Object of the fortnight - Hiroshige, Utagawa. 35th station : Goyu. From the Tokaido Series, No.36
To follow on with the theme of the last post, LICA’s collection of Japanese artwork extends further than simplistic prints. It also features real-life scenes of human activity against the natural backdrop.
‘Traveller stopping girls’ and 'Goyu' are part of the Tokaido Series by Utagawa Hiroshige. The images both depict a particularly human scene with a focus of 3 figures in the front centre, shoppers walking in the distance, a girl overlooking the melee, and a man washing his feet in the bottom right corner. In his time Hiroshige created around 5400 artworks, of which he mostly focused on the Japanese landscape and the way that people interacted within the landscape (Pioch, 2002). These prints are perfect example of this.

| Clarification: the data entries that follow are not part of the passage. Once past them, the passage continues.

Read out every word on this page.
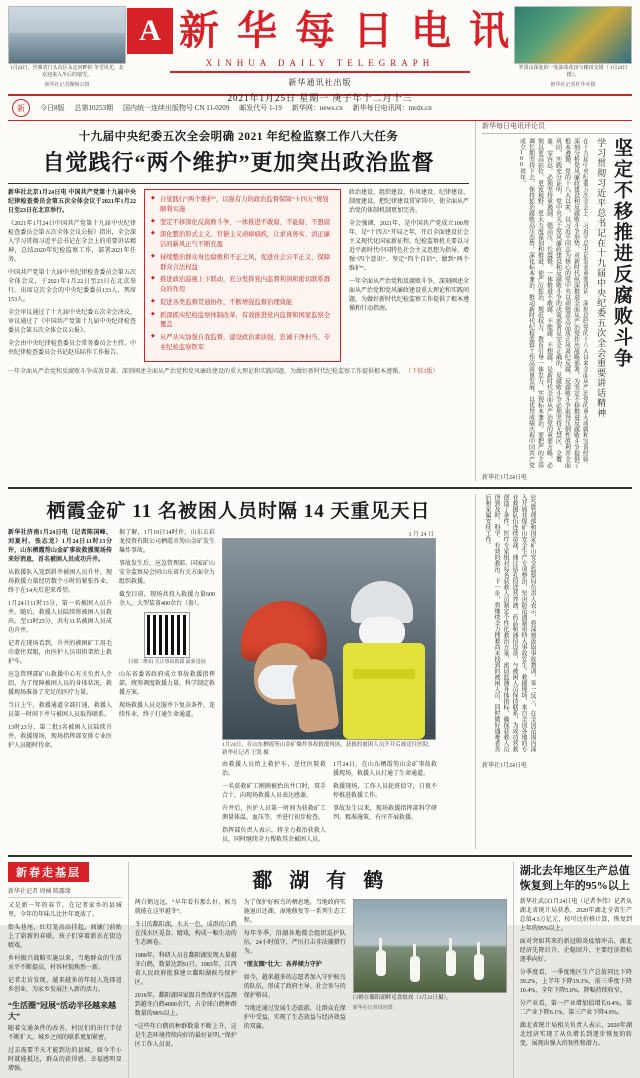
1月24日，世寨省门头沟区永定河畔的 冬雪风光，北京迎来入冬后的瑞雪。
新华社记者鞠焕宗摄
A 新 华 每 日 电 讯
XINHUA DAILY TELEGRAPH
新华通讯社出版
2021年1月25日 星期一 庚子年十二月十三
罗霄山深处的一处油菜花田与梯田交错（ 1月24日摄）。
新华社记者杜华举摄
新	今日8版 总第10253期 国内统一连续出版物号 CN 11-0209 邮发代号 1-19 新华网：news.cn 新华每日电讯网：mrdx.cn
十九届中央纪委五次全会明确 2021 年纪检监察工作八大任务
自觉践行“两个维护”更加突出政治监督

新华社北京1月24日电 中国共产党第十九届中央纪律检查委员会第五次全体会议于2021年1月22日至23日在北京举行。

《2021年1月24日中国共产党第十九届中央纪律检查委员会第五次全体会议公报》指出，全会深入学习贯彻习近平总书记在全会上的重要讲话精神，总结2020年纪检监察工作，部署2021年任务。

中国共产党第十九届中央纪律检查委员会第五次全体会议，于2021年1月22日至23日在北京举行。出席这次全会的中央纪委委员133人，列席153人。

全会审议通过了十九届中央纪委五次全会决议，审议通过了《中国共产党第十九届中央纪律检查委员会第五次全体会议公报》。

全会由中央纪律检查委员会常务委员会主持。中央纪律检查委员会书记赵乐际作工作报告。

◆ 自觉践行“两个维护”，以强有力的政治监督保障“十四五”规划顺利实施
◆ 坚定不移深化反腐败斗争，一体推进不敢腐、不能腐、不想腐
◆ 深化整治形式主义、官僚主义顽瘴痼疾，让求真务实、清正廉洁的新风正气不断充盈
◆ 持续整治群众身边腐败和不正之风，促进社会公平正义、保障群众合法权益
◆ 推进政治巡视上下联动，充分发挥党内监督利剑和密切联系群众的作用
◆ 促进各类监督贯通协作，不断增强监督治理效能
◆ 抓深抓实纪检监察体制改革，有效推进党内监督和国家监察全覆盖
◆ 从严从实加强自我监督，建设政治素质强、忠诚干净担当、专业纪检监察铁军

政治建设、组织建设、作风建设、纪律建设、制度建设，把纪律建设贯穿其中，使全面从严治党的体制机制更加完善。

全会强调，2021年，是中国共产党成立100周年，是“十四五”开局之年，开启全面建设社会主义现代化国家新征程。纪检监察机关要以习近平新时代中国特色社会主义思想为指导，增强“四个意识”、坚定“四个自信”、做到“两个维护”。

一年全面从严治党和反腐败斗争，深刻阐述全面从严治党和党风廉政建设重大理论和实践问题，为做好新时代纪检监察工作提供了根本遵循和行动指南。

一年全面从严治党和反腐败斗争成效显著。深刻阐述全面从严治党和党风廉政建设的重大理论和实践问题，为做好新时代纪检监察工作提供根本遵循。 （下转3版）
新华每日电讯评论员
坚定不移推进反腐败斗争
学习贯彻习近平总书记在十九届中央纪委五次全会重要讲话精神
在十九届中央纪委五次全会上，习近平总书记发表重要讲话，深刻总结党的十八大以来全面从严治党的重大成就和宝贵经验，深刻分析党风廉政建设和反腐败斗争形势，对新时代纵深推进全面从严治党作出战略部署，为坚定不移推进反腐败斗争提供了根本遵循。党的十八大以来，以习近平同志为核心的党中央以顽强意志品质正风肃纪反腐，反腐败斗争取得压倒性胜利并全面巩固。实践充分证明，党中央关于党风廉政建设和反腐败斗争的决策部署是完全正确的，反腐败斗争必须坚持无禁区、全覆盖、零容忍，必须坚持重遏制、强高压、长震慑。一体推进不敢腐、不能腐、不想腐，是新时代全面从严治党的重要方略，必须以更高站位、更宽视野、更大力度谋划和推进，使严厉惩治、规范权力、教育引导一体发力，实现标本兼治。要把严的主基调长期坚持下去，保持惩治腐败高压态势，深化标本兼治，推动新时代纪检监察工作高质量发展，以优异成绩庆祝中国共产党成立100周年。
新华社1月24日电
栖霞金矿 11 名被困人员时隔 14 天重见天日

新华社济南1月24日电（记者陈国峰、刘夏村、张志龙）1月24日11时13分许，山东栖霞笏山金矿事故救援现场传来好消息，首名被困人员成功升井。

从救援队入笼到斜井被困人员升井，现场救援力量经历数个小时的紧张作业，终于在14天后迎来希望。

1月24日11时13分，第一名被困人员升井。随后，救援人员陆续将被困人员救出。至13时25分，共有11名被困人员成功升井。

记者在现场看到，升井的被困矿工用毛巾蒙住双眼，由医护人员用担架抬上救护车。

应急管理部矿山救援中心有关负责人介绍，为了保障被困人员的身体状况，救援现场准备了充足的医疗力量。

当日上午，救援通道全部打通，救援人员第一时间下井与被困人员取得联系。

13时23分，第二批3名被困人员陆续升井。救援现场，现场指挥部安排专业医护人员随时待命。

据了解，1月10日14时许，山东五彩龙投资有限公司栖霞市笏山金矿发生爆炸事故。

事故发生后，应急管理部、国家矿山安全监察局会同山东省有关方面全力组织救援。

截至目前，现场共投入救援力量600余人，大型装备400余台（套）。

扫描二维码 关注事故救援 最新进展

山东省委省政府成立事故救援指挥部，统筹调度救援力量，科学制定救援方案。

现场救援人员克服井下复杂条件，连续作业，终于打通生命通道。

1 月 24 日
1月24日，在山东栖霞笏山金矿爆炸事故救援现场，获救的被困人员升井后被送往医院。 新华社记者 王凯 摄

由救援人员抬上救护车，送往医院救治。

一名获救矿工刚刚被抬出井口时，双手合十，向现场救援人员表达感谢。

升井后，医护人员第一时间为获救矿工测量体温、血压等，并进行初步检查。

指挥部负责人表示，将全力救治获救人员，同时继续全力搜救其余被困人员。

1月24日，在山东栖霞笏山金矿事故救援现场，救援人员打通了生命通道。

救援现场，工作人员轮班值守，日夜不停推进救援工作。

事故发生以来，现场救援指挥部科学研判、精准施策，有序开展救援。

应急管理部和国家矿山安全监察局负责人表示，将深刻汲取事故教训，举一反三，在全国范围内深入开展非煤矿山安全生产专项整治，坚决防范遏制重特大事故发生。救援现场，来自全国各地的专业救援队伍连续奋战，通过钻孔投送营养液、药品和通信设备，与被困人员保持联系，为成功营救创造了条件。医疗专家组对每名获救人员制定个性化救治方案，密切监测身体指标，确保获救人员得到及时、科学、有效的救治。下一步，将继续全力搜救尚未找到的被困人员，同时做好遇难者善后和家属安抚工作。
新华社1月24日电
新春走基层
新华社记者 周楠 陈露缘

又是新一年的春节，在记者家乡的县城里，今年的年味儿比往年更浓了。

街头巷尾，红灯笼高高挂起，商铺门前贴上了崭新的春联，孩子们穿着新衣在街边嬉戏。

乡村振兴战略实施以来，当地群众的生活水平不断提高，村容村貌焕然一新。

记者走访发现，越来越多的年轻人选择返乡创业，为家乡发展注入新的活力。

“生活圈”冠展“活动半径越来越大”

随着交通条件的改善，村民们的出行半径不断扩大，城乡之间的联系更加紧密。

过去需要半天才能到达的县城，如今半小时就能抵达，群众的获得感、幸福感明显增强。

鄱 湖 有 鹤

两白鹤远远，“早年看有那么好，候鸟就能在这里越冬”。

冬日的鄱阳湖，水天一色，成群的白鹤在浅水区觅食、嬉戏，构成一幅生动的生态画卷。

1980年，科研人员在鄱阳湖发现大量越冬白鹤，数量达到91只。1983年，江西省人民政府批准建立鄱阳湖候鸟保护区。

2016年，鄱阳湖国家级自然保护区监测到越冬白鹤4000余只，占全球白鹤种群数量的98%以上。

“这些年白鹤的种群数量不断上升，这是生态环境持续向好的最好证明。”保护区工作人员说。

为了保护好候鸟的栖息地，当地政府实施退田还湖、湿地修复等一系列生态工程。

每年冬季，沿湖各地都会组织巡护队伍，24小时值守，严厉打击非法捕猎行为。

“朋友圈”壮大：各界倾力守护

如今，越来越多的志愿者加入守护候鸟的队伍，形成了政府主导、社会参与的保护格局。

当地还通过发展生态旅游，让群众在保护中受益，实现了生态效益与经济效益的双赢。

白鹤在鄱阳湖畔觅食嬉戏（1月22日摄）。
新华社记者周密摄
湖北去年地区生产总值恢复到上年的95%以上

新华社武汉1月24日电（记者李伟）记者从湖北省统计局获悉，2020年湖北全省生产总值4.3万亿元，按可比价格计算，恢复到上年的95%以上。

面对突如其来的新冠肺炎疫情冲击，湖北经济先降后升、企稳回升，主要经济指标逐季向好。

分季度看，一季度地区生产总值同比下降39.2%，上半年下降19.3%，前三季度下降10.4%，全年下降5.0%，降幅持续收窄。

分产业看，第一产业增加值增长0.4%，第二产业下降6.1%，第三产业下降4.9%。

湖北省统计局相关负责人表示，2020年湖北经济实现了从负增长到逐步恢复的转变，展现出强大的韧性和潜力。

The contrast of working and slightly grotesque people, in comparison to the simplistic prints of the sky, ground and buildings is evident through the choice of colour and the outlining of the people. The print is vivid in colour and there is a clear distinction between the landscape and the subject matter. The people in the image could just as easily be cut-outs stuck onto a painting.
This series of three focuses particularly on perspective. The trailing houses reaching into the distance, getting smaller the further away they go. This is alongside the outright bold colours of people positioned at the front and centre of the image – the pale faces and patterned clothes coupled with the mesh of arms and hats poses the question ‘what is going on here?’.
Hiroshige is wildly believed to be one of the last great Ukiyo-e printmakers, even more so than his contemporary and more well recognised Hokusai (Pioch, 2002).